A Associação das Empresas Cerealistas do Brasil (Acebra) está alertando o setor rural para riscos jurídicos que podem ser gerados a partir da proposta de criação da Política Nacional de Proteção ao Produtor Rural, que está em discussão na Câmara dos Deputados. O Projeto de Lei 4588/2021, de iniciativa do deputado federal Sergio Souza (MDB/PR), já tem parecer pela aprovação na Comissão da Agricultura, Pecuária, Abastecimento e Desenvolvimento Rural. Para a Acebra, “a análise do texto revela pontos que exigem cautela, sob o risco de gerar o efeito inverso, ampliando a insegurança jurídica e prejudicando, especialmente, o pequeno e médio produtor rural”.
O diretor executivo da entidade, Roberto Queiroga, e o assessor jurídico, Carlos Parreira, fazem ponderações sobre o tema.
“Um ponto crítico reside na percepção subjacente a diversos artigos de que o produtor rural é hipossuficiente, necessitando de tutela exacerbada do Estado. A intervenção estatal, embora importante em cenários específicos, quando generalizada, pode fragilizar as relações jurídicas no setor e criar um ambiente de negócios imprevisível e pouco atrativo para investimentos”, afirmam, em artigo divulgado pela Acebra.

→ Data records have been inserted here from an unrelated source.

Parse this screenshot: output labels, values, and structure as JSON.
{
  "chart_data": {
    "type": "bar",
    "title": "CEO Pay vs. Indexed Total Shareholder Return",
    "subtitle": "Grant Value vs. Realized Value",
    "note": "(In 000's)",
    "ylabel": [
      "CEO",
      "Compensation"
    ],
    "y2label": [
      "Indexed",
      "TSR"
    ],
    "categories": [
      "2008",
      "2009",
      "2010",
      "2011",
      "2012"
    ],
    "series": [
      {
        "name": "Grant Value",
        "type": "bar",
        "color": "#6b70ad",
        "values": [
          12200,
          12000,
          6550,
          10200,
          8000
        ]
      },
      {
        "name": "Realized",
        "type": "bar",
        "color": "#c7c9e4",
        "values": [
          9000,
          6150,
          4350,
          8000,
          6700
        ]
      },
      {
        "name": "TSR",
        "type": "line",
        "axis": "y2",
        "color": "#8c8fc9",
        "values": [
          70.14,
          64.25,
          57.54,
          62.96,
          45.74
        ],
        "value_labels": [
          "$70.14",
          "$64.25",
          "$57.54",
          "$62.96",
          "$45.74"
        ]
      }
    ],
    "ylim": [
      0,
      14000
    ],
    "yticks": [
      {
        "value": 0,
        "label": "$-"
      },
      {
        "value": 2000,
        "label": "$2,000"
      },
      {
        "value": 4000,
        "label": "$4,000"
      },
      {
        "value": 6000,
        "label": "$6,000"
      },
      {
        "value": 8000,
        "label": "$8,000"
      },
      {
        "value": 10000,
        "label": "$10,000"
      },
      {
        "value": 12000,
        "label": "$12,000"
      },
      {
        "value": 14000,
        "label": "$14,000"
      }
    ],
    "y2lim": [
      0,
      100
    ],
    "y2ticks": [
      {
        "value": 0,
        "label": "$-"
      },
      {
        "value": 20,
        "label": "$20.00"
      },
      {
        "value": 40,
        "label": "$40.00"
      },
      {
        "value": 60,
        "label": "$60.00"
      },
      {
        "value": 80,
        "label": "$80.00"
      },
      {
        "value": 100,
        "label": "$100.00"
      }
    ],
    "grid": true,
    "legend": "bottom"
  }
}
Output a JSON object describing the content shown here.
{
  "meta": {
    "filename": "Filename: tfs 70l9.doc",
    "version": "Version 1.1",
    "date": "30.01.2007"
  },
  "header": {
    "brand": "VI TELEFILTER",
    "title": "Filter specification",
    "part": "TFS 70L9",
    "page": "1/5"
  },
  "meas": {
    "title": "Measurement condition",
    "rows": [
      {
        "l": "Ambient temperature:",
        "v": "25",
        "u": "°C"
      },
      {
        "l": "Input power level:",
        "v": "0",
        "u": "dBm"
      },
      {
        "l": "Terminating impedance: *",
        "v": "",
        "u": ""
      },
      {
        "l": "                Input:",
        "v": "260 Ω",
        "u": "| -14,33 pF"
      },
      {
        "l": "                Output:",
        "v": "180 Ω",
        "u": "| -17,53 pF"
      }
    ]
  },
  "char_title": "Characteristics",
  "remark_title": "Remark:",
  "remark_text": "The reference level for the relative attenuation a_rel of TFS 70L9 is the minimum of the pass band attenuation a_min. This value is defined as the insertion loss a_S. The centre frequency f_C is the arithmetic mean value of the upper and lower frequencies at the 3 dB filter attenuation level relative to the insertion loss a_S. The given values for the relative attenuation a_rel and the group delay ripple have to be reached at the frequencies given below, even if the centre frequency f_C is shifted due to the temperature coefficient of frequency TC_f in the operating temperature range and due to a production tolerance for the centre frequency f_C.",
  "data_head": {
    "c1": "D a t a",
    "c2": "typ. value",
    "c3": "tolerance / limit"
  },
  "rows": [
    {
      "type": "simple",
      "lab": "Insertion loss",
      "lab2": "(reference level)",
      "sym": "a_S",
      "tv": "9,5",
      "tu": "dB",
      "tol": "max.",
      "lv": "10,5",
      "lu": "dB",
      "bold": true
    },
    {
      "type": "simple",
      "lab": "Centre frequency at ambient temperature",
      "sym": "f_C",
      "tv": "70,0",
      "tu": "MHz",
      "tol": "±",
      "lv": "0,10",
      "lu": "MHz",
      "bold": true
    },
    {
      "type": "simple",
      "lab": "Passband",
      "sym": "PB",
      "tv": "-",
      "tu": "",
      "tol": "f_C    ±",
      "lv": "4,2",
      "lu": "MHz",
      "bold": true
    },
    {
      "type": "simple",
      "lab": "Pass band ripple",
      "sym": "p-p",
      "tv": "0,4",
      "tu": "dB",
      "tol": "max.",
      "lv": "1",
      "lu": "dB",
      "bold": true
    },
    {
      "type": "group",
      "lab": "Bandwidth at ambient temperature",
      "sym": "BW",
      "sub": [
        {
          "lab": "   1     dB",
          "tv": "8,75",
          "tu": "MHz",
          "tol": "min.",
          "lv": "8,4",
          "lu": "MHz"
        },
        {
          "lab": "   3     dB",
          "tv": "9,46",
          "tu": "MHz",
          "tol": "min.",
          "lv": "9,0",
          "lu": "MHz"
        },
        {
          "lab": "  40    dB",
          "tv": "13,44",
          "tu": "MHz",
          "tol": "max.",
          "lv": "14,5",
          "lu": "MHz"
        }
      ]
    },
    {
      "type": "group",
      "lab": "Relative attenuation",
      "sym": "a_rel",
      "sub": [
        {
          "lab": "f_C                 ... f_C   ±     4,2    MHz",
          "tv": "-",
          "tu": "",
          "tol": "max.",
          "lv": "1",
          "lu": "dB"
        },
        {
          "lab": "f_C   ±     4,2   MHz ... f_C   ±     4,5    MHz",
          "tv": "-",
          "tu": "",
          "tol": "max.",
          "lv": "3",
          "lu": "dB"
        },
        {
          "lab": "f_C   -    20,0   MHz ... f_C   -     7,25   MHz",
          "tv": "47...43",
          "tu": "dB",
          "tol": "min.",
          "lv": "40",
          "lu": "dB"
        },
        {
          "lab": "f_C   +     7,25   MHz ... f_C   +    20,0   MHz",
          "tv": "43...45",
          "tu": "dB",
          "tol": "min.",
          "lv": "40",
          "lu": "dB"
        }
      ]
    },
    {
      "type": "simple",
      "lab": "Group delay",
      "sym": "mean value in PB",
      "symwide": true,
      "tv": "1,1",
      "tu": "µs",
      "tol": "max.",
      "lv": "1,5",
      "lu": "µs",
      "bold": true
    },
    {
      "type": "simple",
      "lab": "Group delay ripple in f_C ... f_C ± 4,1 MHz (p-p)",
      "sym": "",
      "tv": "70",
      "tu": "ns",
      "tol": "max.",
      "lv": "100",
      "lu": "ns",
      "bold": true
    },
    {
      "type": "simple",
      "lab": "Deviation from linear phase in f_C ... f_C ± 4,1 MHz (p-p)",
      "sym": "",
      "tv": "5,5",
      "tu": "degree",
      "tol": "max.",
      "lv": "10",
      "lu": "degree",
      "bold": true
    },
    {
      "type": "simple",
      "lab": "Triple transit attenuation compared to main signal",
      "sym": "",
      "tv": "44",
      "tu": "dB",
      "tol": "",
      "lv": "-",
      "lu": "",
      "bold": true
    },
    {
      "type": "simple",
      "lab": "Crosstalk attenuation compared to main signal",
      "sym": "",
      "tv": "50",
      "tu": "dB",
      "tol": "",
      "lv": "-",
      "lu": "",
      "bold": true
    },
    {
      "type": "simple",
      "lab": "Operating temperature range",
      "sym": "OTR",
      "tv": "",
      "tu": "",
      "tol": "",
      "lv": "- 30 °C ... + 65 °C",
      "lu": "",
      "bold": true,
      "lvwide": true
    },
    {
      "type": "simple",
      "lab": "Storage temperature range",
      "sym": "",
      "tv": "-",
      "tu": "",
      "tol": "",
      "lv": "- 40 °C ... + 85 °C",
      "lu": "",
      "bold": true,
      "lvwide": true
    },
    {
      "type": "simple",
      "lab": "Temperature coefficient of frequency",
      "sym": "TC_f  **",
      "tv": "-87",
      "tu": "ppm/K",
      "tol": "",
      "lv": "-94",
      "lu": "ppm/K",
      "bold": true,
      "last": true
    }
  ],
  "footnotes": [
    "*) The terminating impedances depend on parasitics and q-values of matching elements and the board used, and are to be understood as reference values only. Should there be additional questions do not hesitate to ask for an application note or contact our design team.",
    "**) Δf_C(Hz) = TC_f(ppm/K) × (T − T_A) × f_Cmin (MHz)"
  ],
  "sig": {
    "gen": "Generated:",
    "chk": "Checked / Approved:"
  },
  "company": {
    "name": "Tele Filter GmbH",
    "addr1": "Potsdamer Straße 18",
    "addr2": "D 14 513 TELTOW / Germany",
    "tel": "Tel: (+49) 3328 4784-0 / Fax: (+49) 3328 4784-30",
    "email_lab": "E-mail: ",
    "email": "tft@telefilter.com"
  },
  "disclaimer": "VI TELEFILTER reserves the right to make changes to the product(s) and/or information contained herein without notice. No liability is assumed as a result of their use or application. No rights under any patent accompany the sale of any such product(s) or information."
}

Conforme os autores, um exemplo do risco está na redação do Artigo 9º, que trata da proteção contratual. Queiroga pontua que, ao prever a nulidade de pleno direito de cláusulas consideradas desfavoráveis ao produtor rural, abre-se espaço para revisões contratuais com consequências diretas no crédito rural. “A simples alegação de desequilíbrio contratual, sem delimitação objetiva, pode levar à judicialização excessiva, paralisando negócios e investimentos no campo”, afirma. Para Parreira, a inserção de expressões como “ou quando demonstrado evidente desequilíbrio”, proposta pela relatoria, não soluciona o problema da subjetividade, perpetuando a insegurança jurídica.
Crédito
Outro ponto apontado considerado sensível é a restrição à consulta de registros de restrição de crédito, prevista no Artigo 24, Inciso III. Para a Acebra, a intenção de evitar discriminações e facilitar o acesso ao crédito pode resultar em recusa tácita por parte dos bancos ou fornecedores de insumos, que podem negar o financiamento pela impossibilidade de avaliar o risco de crédito. Os autores dizem que seria louvável a criação de um Fundo Garantidor de Risco de Crédito para micro e pequenos produtores, mas falta detalhamento e informações sobre a origem de recursos, gestão e critérios de elegibilidade, que gera incertezas sobre sua real efetividade e potencial impacto nas contas públicas.
Os representantes da Acebra entendem que o financiamento da atividade agrícola no Brasil tem se tornado cada vez mais complexo e dependente da iniciativa privada. Na sua avaliação, o PL cria uma grave distorção ao impor a cerealistas e outros agentes do mercado agro o ônus de suportar o risco da atividade agrícola sem poder repassar os efeitos contra seus financiadores como bancos e fornecedores. “Isso sem dúvida restringirá e encarecerá o financiamento ofertado ao produtor rural fora do ambiente financeiro e dos planos de apoio governamental, como o Plano Safra”, ponderam.
A Acebra defende que a Câmara dos Deputados amplie o debate sobre a proposta e envolva todos os atores envolvidos, como bancos, fornecedores de insumos e produtores rurais.
“A busca por uma legislação que proteja o produtor rural sem criar insegurança jurídica exige cautela, precisão técnica e bom senso. É preciso garantir que a legislação não infantilize o setor, mas sim o fortaleça, reconhecendo sua importância estratégica para o país e sua capacidade de atuar de forma autônoma e competitiva no mercado”, finaliza.
A reportagem procurou o deputado Sergio Souza para comentar o posicionamento da Acebra e mantém o espaço aberto para sua manifestação.